Il ne craint donc pas que l’IA rende la Bible « non pertinente » ou « déconnectée ».
Le père Penn, comme l’appellent ses paroissiens, n’a « aucun doute » sur le fait que les gens se tourneront vers l’IA pour obtenir des informations sur Jésus, et que les gens afflueront vers l’IA pour obtenir des réponses immédiates.
Mais quelles que soient les réponses données par l’ordinateur, il est convaincu que les vérités du christianisme transparaîtront et toucheront le cœur des gens. Et ce, même si des motifs tels que l’ « inclusivité » et le respect à l’autorité tentent de corrompre l’image et le message.
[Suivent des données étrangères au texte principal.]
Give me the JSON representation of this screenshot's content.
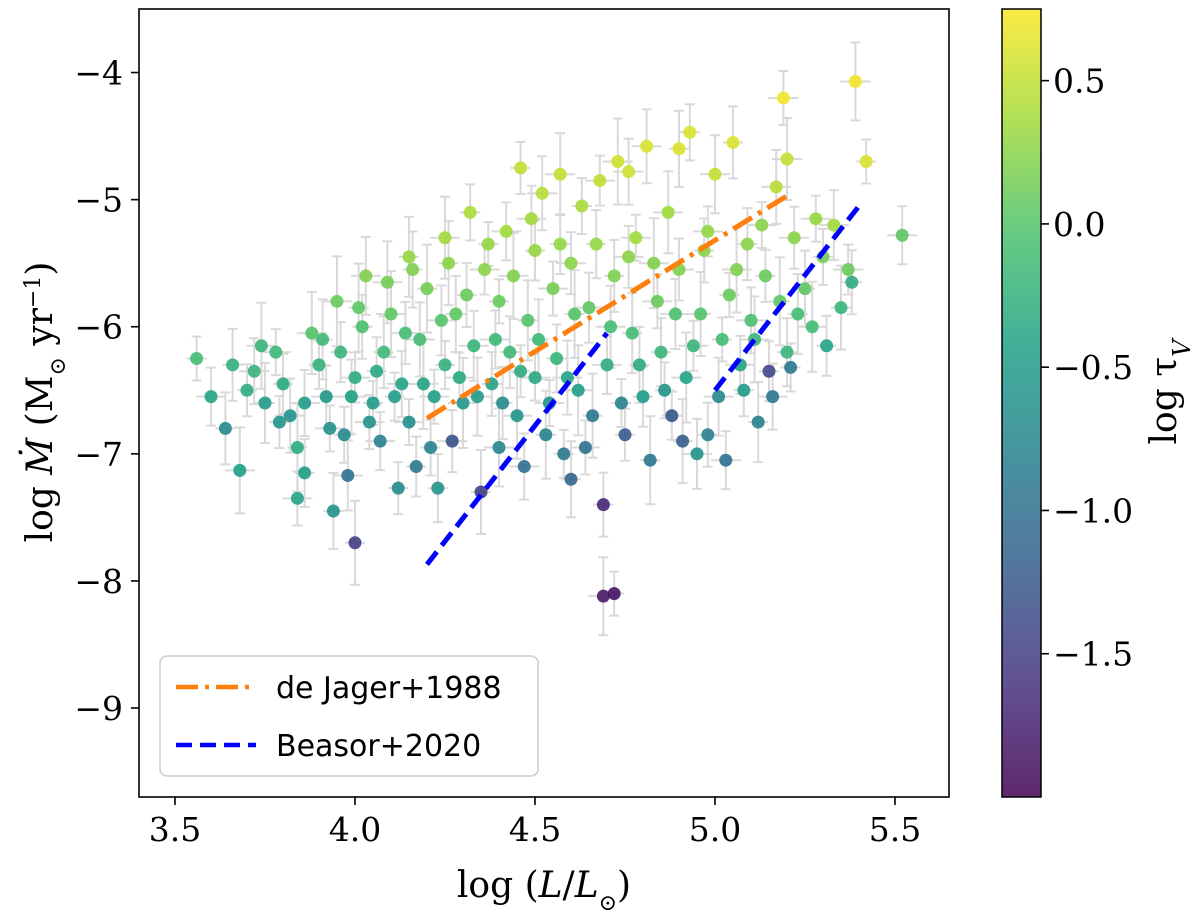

« Lorsque nous prenons le temps et le silence pour écouter cette voix [de Dieu], cela va dire plus de vérité que tout ce vers quoi nous pourrions nous tourner en intelligence artificielle », a confié le père Penn.
Et il ne s’inquiète pas de voir un chatbot prétendre être le Créateur. L’intelligence artificielle ne pourra jamais le faire, car Dieu « nous parle au plus profond de notre âme ».
Néanmoins, M. Penn voit un potentiel positif dans cette technologie.
« Mon espoir pour l’IA est qu’elle réponde à l’intérêt des gens » pour approfondir leur foi.